I spend about $130 a week to feed my family. I spend this much money knowing that it is more money than I actually have, which is, in fact, another story altogether but one that we all could tell from time to time. I’m working on trying to figure out, not how to spend less on food, but how to spend less on everything else so that we can eat. I made a conscious decision a few years ago, that of all the things in life that should be pleasurable, at least eating should be so. Not necessarily gourmet, though we sometimes eat things that people might call “gourmet,” like a stilton blue cheese from England, but a pleasure that is extensive and full. At the risk of sounding overly pedantic: I don’t think that most americans take pleasure in eating. I think the emotion of many americans in the present century, with the growing realization that all is not well in the food system, is that of anxiety. And while I fight anxiety about money, and the money we spend on food, and the growing price of local eggs and flour and milk, I am not anxious in eating.
The Pleasures of Eating
A few nights ago my wife fixed a pleasant meal of rice, kale, and mushrooms. I’m sure there were some spices in there, perhaps some rice vinegar or soy sauce, but eating kale from Ben Sipple’s farm was good. We’ve been eating kale in some form or another for the past 4-6 weeks. Much of the pleasure of my eating that evening at the dinner table was watching little pieces of local kale dangle from the mouths of my little girls and watching it disappear into those little bodies alongside the laughter and silliness and prayers of thankfulness around our dinner table.
The Displeasure of Eating
How much pleasure do you take in eating? I know. This all sounds somewhat elitist, some might say a bit more of a gnostic approach to food than we ought to take. After all, there are people who wouldn’t care one bit where their next meal came from, just that it in fact came in time to live another day. I recognize this. And on an entirely different scale of lamenting, I lament this as well. We might be tempted to place a malnourished underfed child in Nigeria in a different category than, say, a malnourished overfed child in the midwest of America. I’m inclined to say that the travesty is the same, but the difference is not one of degree, but of context and spectrum. Both children suffer from a displeasure of food, one because she doesn’t have enough of it, and the other because he doesn’t care enough about it. One displeasure is caused by lack, and another by an abundance, but they’re both unhealthy, malnourished, and can’t take pleasure in food. Both are hungry for food and don’ t have access to food because of the industrialization of their lives or the globalization of their lives and neither has the ability or the capacity or the opportunity to plant something, watch it grow, and then eat it. One has been robbed of this capacity because of political and historical reasons, another because of reasons of greed and ignorance. One is stuck in a cycle of poverty, while another is stuck in cycle of a mistake made in the generation of his great-grandfather. One goes hungry, while another stuffs his belly with things that aren’t really food.

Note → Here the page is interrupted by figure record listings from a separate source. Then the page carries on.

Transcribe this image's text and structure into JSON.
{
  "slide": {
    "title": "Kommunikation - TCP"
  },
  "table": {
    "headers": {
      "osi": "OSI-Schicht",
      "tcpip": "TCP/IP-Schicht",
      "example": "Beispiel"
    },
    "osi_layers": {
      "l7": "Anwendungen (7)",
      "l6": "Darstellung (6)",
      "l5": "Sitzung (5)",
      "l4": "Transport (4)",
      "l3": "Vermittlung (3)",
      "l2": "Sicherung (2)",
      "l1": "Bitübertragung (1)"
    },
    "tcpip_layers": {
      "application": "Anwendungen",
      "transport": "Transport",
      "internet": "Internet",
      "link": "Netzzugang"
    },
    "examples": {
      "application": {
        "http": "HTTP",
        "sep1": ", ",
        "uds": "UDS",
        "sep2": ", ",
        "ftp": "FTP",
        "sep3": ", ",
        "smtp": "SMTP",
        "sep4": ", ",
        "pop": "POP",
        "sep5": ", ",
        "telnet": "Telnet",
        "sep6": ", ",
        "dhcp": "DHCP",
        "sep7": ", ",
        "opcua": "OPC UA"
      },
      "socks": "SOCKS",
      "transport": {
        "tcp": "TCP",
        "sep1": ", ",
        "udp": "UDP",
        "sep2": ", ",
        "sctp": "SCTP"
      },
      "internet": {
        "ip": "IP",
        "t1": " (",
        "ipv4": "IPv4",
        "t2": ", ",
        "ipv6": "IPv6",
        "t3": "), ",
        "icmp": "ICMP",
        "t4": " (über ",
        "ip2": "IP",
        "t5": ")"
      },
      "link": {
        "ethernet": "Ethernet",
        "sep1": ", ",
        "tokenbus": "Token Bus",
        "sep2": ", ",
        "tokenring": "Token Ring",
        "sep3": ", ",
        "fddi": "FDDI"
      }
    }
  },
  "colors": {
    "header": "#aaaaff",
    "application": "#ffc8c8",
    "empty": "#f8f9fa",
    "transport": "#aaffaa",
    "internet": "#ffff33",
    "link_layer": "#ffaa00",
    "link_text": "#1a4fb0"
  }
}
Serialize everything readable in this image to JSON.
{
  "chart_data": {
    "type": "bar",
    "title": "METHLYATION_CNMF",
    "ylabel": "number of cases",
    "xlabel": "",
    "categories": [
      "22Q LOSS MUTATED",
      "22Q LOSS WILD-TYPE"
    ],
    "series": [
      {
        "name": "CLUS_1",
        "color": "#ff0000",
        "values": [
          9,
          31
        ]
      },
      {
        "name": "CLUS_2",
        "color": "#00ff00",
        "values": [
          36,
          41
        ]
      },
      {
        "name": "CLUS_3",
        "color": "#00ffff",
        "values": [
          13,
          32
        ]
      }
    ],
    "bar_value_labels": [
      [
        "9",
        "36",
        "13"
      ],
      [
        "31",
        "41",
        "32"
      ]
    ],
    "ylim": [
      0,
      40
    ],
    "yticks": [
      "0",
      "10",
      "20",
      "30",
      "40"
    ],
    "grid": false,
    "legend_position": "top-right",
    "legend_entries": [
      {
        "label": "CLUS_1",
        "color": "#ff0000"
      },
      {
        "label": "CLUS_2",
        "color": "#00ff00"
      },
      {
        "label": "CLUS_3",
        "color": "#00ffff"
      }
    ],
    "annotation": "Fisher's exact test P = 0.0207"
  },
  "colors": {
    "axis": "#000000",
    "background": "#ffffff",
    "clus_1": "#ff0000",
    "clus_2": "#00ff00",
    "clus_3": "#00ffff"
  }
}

Over the years people have taken up causes to fight for. Noble causes for justice and good for orphans, for needs, for water, for life, for the world.
Wendell Berry has said that “a significant part of the pleasure of eating is in one’s accurate consciousness of the lives and the world from which food comes. The pleasure of eating, then, may be the best available standard of our health.”
I’m trying to say, along with many others, that we need to plant some seeds, watch them grow, eat food, and give food away.